2015-12-18武华玉程碧军乔木黄京书刘贵生彭先文李良华吴俊静梅书棋

湖北农业科学 2015年22期
关键词:序列分析克隆

武华玉 程碧军 乔木 黄京书 刘贵生 彭先文 李良华 吴俊静 梅书棋

摘要:克隆了MBF1基因875 bp的cDNA序列和1 919 bp的基因全序列(登录号:EF 625885)。序列分析表明,猪MBF1基因序列与人、小鼠的相似性分别为89%和88%,氨基酸序列与人和小鼠的相似性分别为99%和97%,猪MBF1基因包含5个外显子和4个内含子,内含子的剪接方式都符合“GT-AG”法则;组织表达谱分析表明MBF1基因在心、肝、脾、肾、子宫中表达量较高,在胃和小肠中低表达。

关键词:猪;MBF1基因;克隆;序列分析

中图分类号:Q78 文献标识码:A 文章编号:0439-8114(2015)22-5748-03

Abstract: In this study, 875 bp mRNA sequence and 1 919 bp genomic sequence (EF 625885)of porcine MBF1 gene (multiprotein bridging factor 1) were cloned. A multiple alignment of MBF1 sequences showed that porcine MBF1 sequence had 89% identity with that of human, 88% identity with that of mouse, Amino acid sequence analysis showed that MBF1 had 99% identity with that of human, 97% identity with that of mouse. Sequence analysis revealed that porcine MBF1 gene consists of 5 exons and 4 introns and the locations of splice donor/acceptor sites in all introns conform to “GT/AG” rule. RT-PCR analysis showed that MBF1 gene was highly expressed in heart, liver, spleen, kidney, uterus, and lowly expressed in stomach and small intestine.

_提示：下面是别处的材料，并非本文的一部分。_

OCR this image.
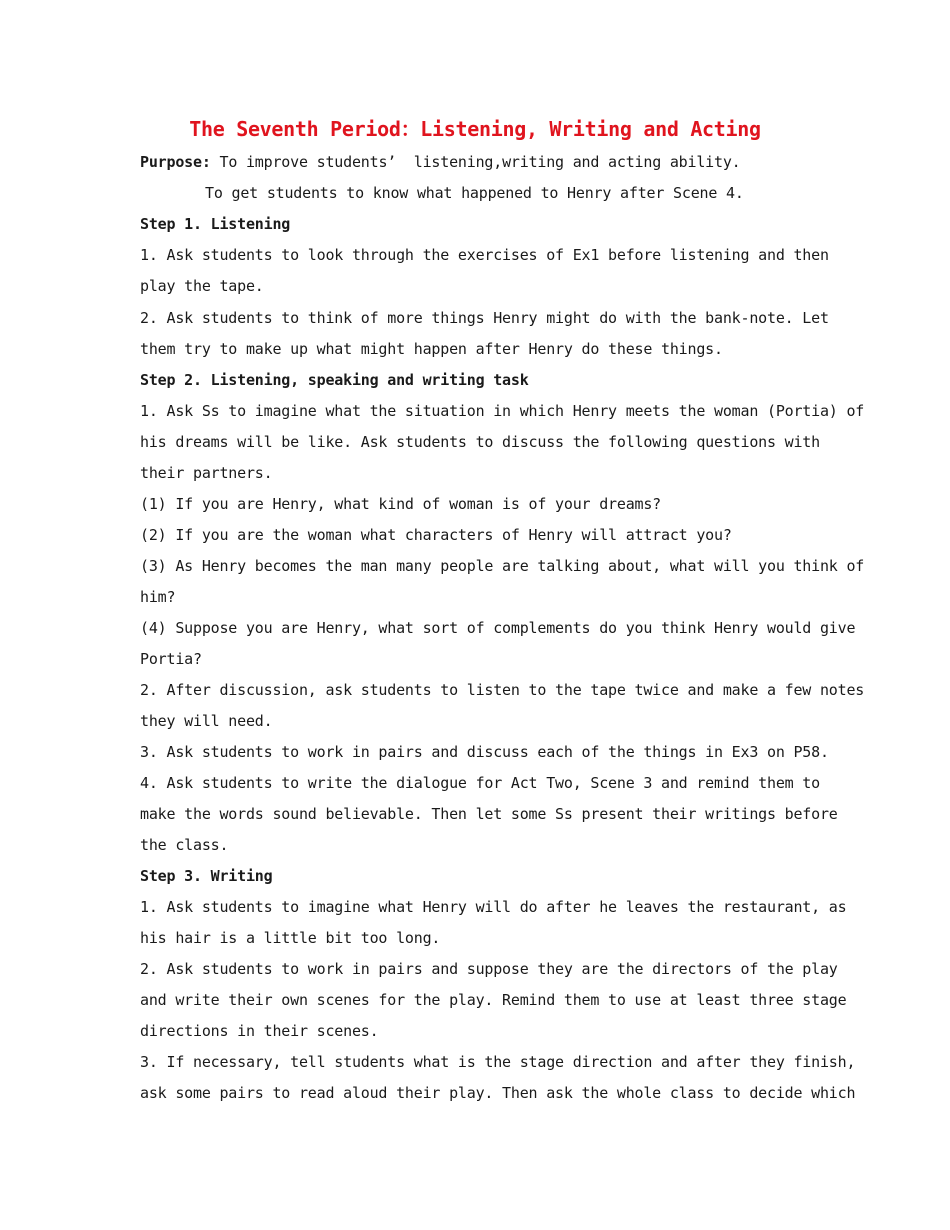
The Seventh Period：Listening, Writing and Acting
Purpose: To improve students’  listening,writing and acting ability.
To get students to know what happened to Henry after Scene 4.
Step 1. Listening
1. Ask students to look through the exercises of Ex1 before listening and then
play the tape.
2. Ask students to think of more things Henry might do with the bank-note. Let
them try to make up what might happen after Henry do these things.
Step 2. Listening, speaking and writing task
1. Ask Ss to imagine what the situation in which Henry meets the woman (Portia) of
his dreams will be like. Ask students to discuss the following questions with
their partners.
(1) If you are Henry, what kind of woman is of your dreams?
(2) If you are the woman what characters of Henry will attract you?
(3) As Henry becomes the man many people are talking about, what will you think of
him?
(4) Suppose you are Henry, what sort of complements do you think Henry would give
Portia?
2. After discussion, ask students to listen to the tape twice and make a few notes
they will need.
3. Ask students to work in pairs and discuss each of the things in Ex3 on P58.
4. Ask students to write the dialogue for Act Two, Scene 3 and remind them to
make the words sound believable. Then let some Ss present their writings before
the class.
Step 3. Writing
1. Ask students to imagine what Henry will do after he leaves the restaurant, as
his hair is a little bit too long.
2. Ask students to work in pairs and suppose they are the directors of the play
and write their own scenes for the play. Remind them to use at least three stage
directions in their scenes.
3. If necessary, tell students what is the stage direction and after they finish,
ask some pairs to read aloud their play. Then ask the whole class to decide which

Key words: porcine; MBF1 gene; clone; sequence analysis

多蛋白橋梁因子(Multiprotein bridging factor 1, MBF1)是一种核受体辅激活因子,其通过桥连通用转录因子TBP和基因特异性转录因子,增强特异性转录因子的DNA结合活性和结合靶基因的启动子活性,介导靶基因的转录激活,调节生物体的各种生命活动[1-3]。MBF1是一个高度保守的调节内皮细胞分化、中枢神经系统发育、脂类和组氨酸新陈代谢的转录辅激活蛋白[4,5]。人类MBF1结合TBP在类固醇激素生成中起重要调节作用,调节类固醇激素的生成[6]。MBF1还可以增强一些与脂类代谢相关的核受体转录激活,调节核受体的活性以调节脂质的动态平衡[4]。本研究克隆了猪MBF1基因,研究其表达模式,为进一步研究MBF1对猪生长发育调控的分子遗传机理奠定基础。

1 材料与方法

1.1 试验材料

采集4月龄大白猪(湖北省农业科学院畜牧兽医研究所原种猪场)、梅山猪(英山县绿源养猪专业合作社)的肌肉组织,液氮速冻后置于-70 ℃冰箱中,利用Trizol提取总RNA,利用DNA提取试剂盒提取DNA,-20 ℃贮存备用。

1.2 主要试剂及引物

pMD-18T vector system、DH5α购自宝生物工程(大连)有限公司;Gel Extraction Kit购自生工生物工程(上海)股份有限公司。引物由上海生工生物技术有限公司合成,去离子水溶解,-20 ℃保存。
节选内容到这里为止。